Die Antragsgegnerin beansprucht die Auszahlung des anteiligen Erlöses aus der Veräußerung eines im Miteigentum stehenden Haushaltsgegenstandes. Dieses Verfahren betrifft nicht die Regelung der Rechtsverhältnisse am Hausrat. Denn Gegenstand einer Haushaltssache kann nach verbreiteter Auffassung nur die Zuteilung von Haushaltsgegenständen sein, nicht aber eine unter Hinnahme der Aufteilung isoliert geltend gemachte Ausgleichsforderung (vgl. BGH, NJW-RR 1989, 195; NJW 1986, 3141; ferner BayObLG, FamRZ 1985, 1057). Objekte der Haushaltsteilung können nur Gegenstände sein, die bei der Entscheidung über die Haushaltssache noch vorhanden sind (vgl. OLG Hamm, BeckRS 1996, 8783 Rn. 7). Da mithin der infolge der Veräußerung nicht mehr vorhandene Pkw nicht Gegenstand der Haushaltsteilung sein, nämlich keinem Ehegatten mehr zugewiesen werden kann, entfällt auch die Voraussetzung für eine Ausgleichszahlung nach § 1568b Abs. 3 BGB, die das Gericht dem Ehegatten - wenn dies der Billigkeit entspricht - auferlegen kann, dem es den Gegenstand zugeteilt hat. Für den von der Antragsgegnerin geltend gemachten Ersatzanspruch ist dafür nach Grund und Höhe kein Haushaltsverfahren nach den Regeln der Verfahren in Familiensachen durchzuführen, § 111 Nr. 5 FamFG, sondern der von der Antragsgegnerin geltend gemachte Anspruch ist - wie der vom Antragsteller gestellte Antrag - als Familienstreitsache, § 112 Nr. 3 FamFG (vgl. BGH, FamRZ 1988, 155; OLG Hamm Beschl. v. 16.2.1996 – 13 UF 124/95, BeckRS 1996, 8783 Rn. 8) zu behandeln.

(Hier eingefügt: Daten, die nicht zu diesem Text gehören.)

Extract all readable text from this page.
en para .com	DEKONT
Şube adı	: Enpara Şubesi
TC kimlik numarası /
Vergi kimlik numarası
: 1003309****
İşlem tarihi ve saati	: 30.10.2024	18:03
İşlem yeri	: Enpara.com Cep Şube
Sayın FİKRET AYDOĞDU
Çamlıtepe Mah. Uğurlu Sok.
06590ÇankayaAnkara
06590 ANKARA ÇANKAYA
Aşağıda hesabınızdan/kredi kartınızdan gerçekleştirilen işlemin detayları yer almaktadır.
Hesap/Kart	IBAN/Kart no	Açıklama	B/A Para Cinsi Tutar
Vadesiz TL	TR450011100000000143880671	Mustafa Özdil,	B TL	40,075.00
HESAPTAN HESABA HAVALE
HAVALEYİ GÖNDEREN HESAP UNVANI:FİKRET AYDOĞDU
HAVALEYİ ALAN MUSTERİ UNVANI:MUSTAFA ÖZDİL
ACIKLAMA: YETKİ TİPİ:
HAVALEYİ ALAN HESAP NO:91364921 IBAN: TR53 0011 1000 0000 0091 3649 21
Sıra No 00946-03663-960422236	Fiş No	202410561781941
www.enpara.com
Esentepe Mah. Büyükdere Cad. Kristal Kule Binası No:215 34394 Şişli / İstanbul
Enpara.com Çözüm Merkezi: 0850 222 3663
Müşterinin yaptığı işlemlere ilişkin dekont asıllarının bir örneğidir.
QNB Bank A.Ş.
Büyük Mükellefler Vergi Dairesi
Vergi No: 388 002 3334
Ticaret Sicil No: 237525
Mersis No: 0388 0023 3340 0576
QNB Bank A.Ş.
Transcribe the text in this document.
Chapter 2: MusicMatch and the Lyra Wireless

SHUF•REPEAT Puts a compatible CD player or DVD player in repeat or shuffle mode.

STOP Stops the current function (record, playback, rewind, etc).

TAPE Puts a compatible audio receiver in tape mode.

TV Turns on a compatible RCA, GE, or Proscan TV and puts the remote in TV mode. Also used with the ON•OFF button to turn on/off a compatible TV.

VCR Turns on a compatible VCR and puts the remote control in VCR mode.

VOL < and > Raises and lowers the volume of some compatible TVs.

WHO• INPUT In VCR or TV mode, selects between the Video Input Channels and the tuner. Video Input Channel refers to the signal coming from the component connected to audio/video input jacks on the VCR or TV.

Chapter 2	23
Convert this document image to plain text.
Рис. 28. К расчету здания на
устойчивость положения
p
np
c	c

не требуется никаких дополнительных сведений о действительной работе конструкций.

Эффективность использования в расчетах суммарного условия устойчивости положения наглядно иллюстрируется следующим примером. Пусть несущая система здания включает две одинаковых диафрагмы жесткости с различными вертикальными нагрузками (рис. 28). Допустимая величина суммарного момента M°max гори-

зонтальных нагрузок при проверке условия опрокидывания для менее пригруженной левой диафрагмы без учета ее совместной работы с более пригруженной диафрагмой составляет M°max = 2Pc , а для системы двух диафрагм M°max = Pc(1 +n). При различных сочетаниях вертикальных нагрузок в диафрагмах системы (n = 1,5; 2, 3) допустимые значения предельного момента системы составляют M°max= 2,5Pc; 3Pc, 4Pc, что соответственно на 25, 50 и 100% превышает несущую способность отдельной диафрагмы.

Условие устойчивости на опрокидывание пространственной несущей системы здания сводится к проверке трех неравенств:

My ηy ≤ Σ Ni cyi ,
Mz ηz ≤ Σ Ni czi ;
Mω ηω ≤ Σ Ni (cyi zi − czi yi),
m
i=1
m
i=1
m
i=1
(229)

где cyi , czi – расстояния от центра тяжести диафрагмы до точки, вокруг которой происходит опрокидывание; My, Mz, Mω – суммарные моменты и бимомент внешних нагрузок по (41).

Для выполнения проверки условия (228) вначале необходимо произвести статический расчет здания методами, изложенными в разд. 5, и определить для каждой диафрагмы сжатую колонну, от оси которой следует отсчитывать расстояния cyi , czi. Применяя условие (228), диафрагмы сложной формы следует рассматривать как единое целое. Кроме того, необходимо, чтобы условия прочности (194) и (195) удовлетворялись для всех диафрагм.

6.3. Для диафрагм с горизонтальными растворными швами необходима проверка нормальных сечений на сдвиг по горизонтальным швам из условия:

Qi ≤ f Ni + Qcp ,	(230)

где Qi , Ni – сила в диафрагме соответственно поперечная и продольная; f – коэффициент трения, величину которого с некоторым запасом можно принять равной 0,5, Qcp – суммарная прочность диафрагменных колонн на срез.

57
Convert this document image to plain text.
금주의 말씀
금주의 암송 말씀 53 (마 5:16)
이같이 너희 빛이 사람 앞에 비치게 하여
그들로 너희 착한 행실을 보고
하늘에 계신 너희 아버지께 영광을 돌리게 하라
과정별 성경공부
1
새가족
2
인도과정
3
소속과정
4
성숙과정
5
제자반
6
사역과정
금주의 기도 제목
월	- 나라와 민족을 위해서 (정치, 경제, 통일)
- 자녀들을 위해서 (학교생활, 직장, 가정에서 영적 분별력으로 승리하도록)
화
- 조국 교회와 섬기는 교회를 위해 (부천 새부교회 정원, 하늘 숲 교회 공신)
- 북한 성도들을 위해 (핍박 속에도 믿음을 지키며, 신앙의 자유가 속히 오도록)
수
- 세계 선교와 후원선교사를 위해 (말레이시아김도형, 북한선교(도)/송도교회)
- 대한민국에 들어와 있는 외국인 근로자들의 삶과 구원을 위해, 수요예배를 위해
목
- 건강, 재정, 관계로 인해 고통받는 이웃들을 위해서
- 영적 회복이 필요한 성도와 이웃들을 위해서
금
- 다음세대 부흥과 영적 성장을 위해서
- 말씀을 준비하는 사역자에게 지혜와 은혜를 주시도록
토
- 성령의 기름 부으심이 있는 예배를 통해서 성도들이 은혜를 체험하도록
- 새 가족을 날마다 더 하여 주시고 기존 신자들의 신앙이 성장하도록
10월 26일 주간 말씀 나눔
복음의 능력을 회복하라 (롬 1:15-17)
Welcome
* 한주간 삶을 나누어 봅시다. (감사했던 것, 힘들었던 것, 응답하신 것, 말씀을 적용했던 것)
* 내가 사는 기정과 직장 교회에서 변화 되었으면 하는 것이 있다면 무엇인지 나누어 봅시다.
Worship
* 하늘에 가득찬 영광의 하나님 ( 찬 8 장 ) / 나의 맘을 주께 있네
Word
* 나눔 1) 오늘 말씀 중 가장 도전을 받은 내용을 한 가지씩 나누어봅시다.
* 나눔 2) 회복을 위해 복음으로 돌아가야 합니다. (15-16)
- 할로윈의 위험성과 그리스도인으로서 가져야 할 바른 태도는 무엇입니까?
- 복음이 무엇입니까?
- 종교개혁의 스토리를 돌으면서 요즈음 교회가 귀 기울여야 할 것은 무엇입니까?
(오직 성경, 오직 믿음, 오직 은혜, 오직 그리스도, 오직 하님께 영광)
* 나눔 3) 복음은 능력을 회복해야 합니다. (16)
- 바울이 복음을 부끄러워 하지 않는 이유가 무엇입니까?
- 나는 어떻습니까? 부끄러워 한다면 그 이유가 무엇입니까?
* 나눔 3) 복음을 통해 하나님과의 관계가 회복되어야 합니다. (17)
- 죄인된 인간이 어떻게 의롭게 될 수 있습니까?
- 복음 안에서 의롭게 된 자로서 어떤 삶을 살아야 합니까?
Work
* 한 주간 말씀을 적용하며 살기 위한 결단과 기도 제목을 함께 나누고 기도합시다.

Der Antragsgegnerin steht gegen den Antragsteller ein Anspruch aus § 753 Abs. 1 BGB auf Auskehrung des hälftigen Erlöses an dem veräußerten … (PKW 01) zu (vgl. BeckOGK/Fehrenbacher, 15.11.2024, § 753 BGB Rn. 17).

Ihre auf einen Betrag von 5.237,98 € begrenzte (§§ 113 Abs. 1 FamFG, 308 Abs. 1 ZPO) Widerklage ist damit in voller Höhe erfolgreich.

Der Zinsanspruch beruht auf §§ 291, 288 Abs. 1 BGB. Der erweiterte Widerantrag ist dem Antragsteller am 15.05.2023 zugestellt worden (Bl. zu 123 Aktenimport).

IV.

Die Kostenentscheidung für den zweiten Rechtszug beruht auf §§ 113 FamFG, 92 Abs. 1 S. 1 ZPO; Veranlassung zur Abänderung der erstinstanzlichen Kostenentscheidung besteht nicht.

Die Festsetzung des Verfahrenswerts folgt aus §§ 55 Abs. 2, 40 Abs. 1 FamGKG,

Gründe für die Zulassung der Rechtsbeschwerde liegen nicht vor, § 70 Abs. 2 FamFG.